By the time this incident occurs, we’re almost one full hour into the 100-minute film and nothing more than this has happened. This reboot spends so much of its running time establishing the characters and their origin story that very little room is left for an actual plot with dramatic stakes. What we’re given instead is a supporting cast filled with many anonymous scientific researchers with no names or personalities, a one-dimensional government/corporate villain-type (Tim Blake Nelson) who serves no real purpose, and a climactic battle to defeat the still-alive Victor, who has become an all-powerful metallic being who wants to destroy the world more for plot device reasons than for anything character-based. What’s more, this climactic battle is actually the first and only time the Fantastic Four ever go into battle together — have you ever seen another superhero film where the big epic battle at the end is the film’s sole action scene?
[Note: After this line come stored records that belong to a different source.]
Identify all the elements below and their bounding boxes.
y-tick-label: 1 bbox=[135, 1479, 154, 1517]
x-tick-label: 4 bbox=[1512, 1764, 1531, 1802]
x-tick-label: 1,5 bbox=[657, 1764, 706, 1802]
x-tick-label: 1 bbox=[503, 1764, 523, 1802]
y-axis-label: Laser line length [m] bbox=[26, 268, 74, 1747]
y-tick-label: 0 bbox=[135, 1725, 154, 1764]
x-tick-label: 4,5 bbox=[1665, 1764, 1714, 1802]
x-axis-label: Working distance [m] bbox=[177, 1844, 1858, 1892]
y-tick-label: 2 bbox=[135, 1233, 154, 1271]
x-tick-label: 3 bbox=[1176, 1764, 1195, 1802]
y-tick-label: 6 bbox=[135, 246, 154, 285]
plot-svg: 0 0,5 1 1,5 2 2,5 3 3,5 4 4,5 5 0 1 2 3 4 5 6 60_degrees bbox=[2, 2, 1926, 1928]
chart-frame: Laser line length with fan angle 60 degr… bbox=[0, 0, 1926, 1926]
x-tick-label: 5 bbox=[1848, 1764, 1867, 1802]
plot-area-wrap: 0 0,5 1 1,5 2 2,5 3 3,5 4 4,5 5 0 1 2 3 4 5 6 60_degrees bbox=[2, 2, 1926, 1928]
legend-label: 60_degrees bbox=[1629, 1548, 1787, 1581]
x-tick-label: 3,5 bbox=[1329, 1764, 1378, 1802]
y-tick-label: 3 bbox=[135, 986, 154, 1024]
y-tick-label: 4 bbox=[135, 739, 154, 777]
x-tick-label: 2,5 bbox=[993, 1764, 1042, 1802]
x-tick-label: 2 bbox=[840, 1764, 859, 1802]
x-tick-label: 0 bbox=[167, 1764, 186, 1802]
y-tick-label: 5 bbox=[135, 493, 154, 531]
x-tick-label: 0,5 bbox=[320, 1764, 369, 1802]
Rather disappointingly, the central characters are so thinly sketched that no actor manages to stand out, since everyone has so little to work with here. Teller and Jordan and Bell have all given fantastic performances in earlier, far-superior films — I firmly believe that all three are among the most promising young stars we have today. Sadly, all three are fairly wasted with their nothing roles here. Cathey puts on his best inspirational Morgan Freeman voice to play someone who is both a stock scientist character and a stock concerned father character. Kebbell, alas, is the weak link among the principals (though the screenplay does him no favours — Victor is about as clichéd as a comic villain movie villain can get), and he struggles mightily with his American accent.

The origin story told in Fantastic Four is actually pretty engaging and well-executed; the film, though, is ultimately pointless. Superhero narratives work best when the villain or issue at stake serves as a metaphor for something deeper — that’s supposed to be the whole point — but this film has no thematic depth at all. The villain is so lazily written and the film so empty overall that it becomes clear the studio has no artistic goals at all with this franchise. The Fantastic Four are clearly not working as the stars of their own franchise. It’s time for the studio to do the right thing — abandon plans for a sequel and allow Marvel to reclaim ownership of these characters, so that they can be incorporated as needed into the Marvel Cinematic Universe.

Grade: C-

2 comments

  1. Kevin Burke 22 January, 2016 at 17:56 Reply

    I surprisingly dug a lot of this film, and it’s a shame that it devolved into such a disaster. Trank’s clearly very talented and inspired. The body-horror transformation scenes were heartbreaking and beautifully composed and the not-so-subtle nods to Akira were welcomed. It really made me wish that the studio had allowed Trank the creative freedom to fully flesh out his vision rather than rushing the third act into an incoherent toy commercial.

    • Nicolas Mancuso 22 January, 2016 at 18:26 Reply

      I totally agree. I thought ‘Chronicle’ was great. This is basically the same movie, but with a much bigger budget and all the art removed. Trank has enormous potential, and I hope he can recover from this. It would be such a shame if his very vocal criticism of this film and the studio (as warranted as it may be, though unwise) hurts his career. And it’s definitely hard to imagine a better cast for this particular film.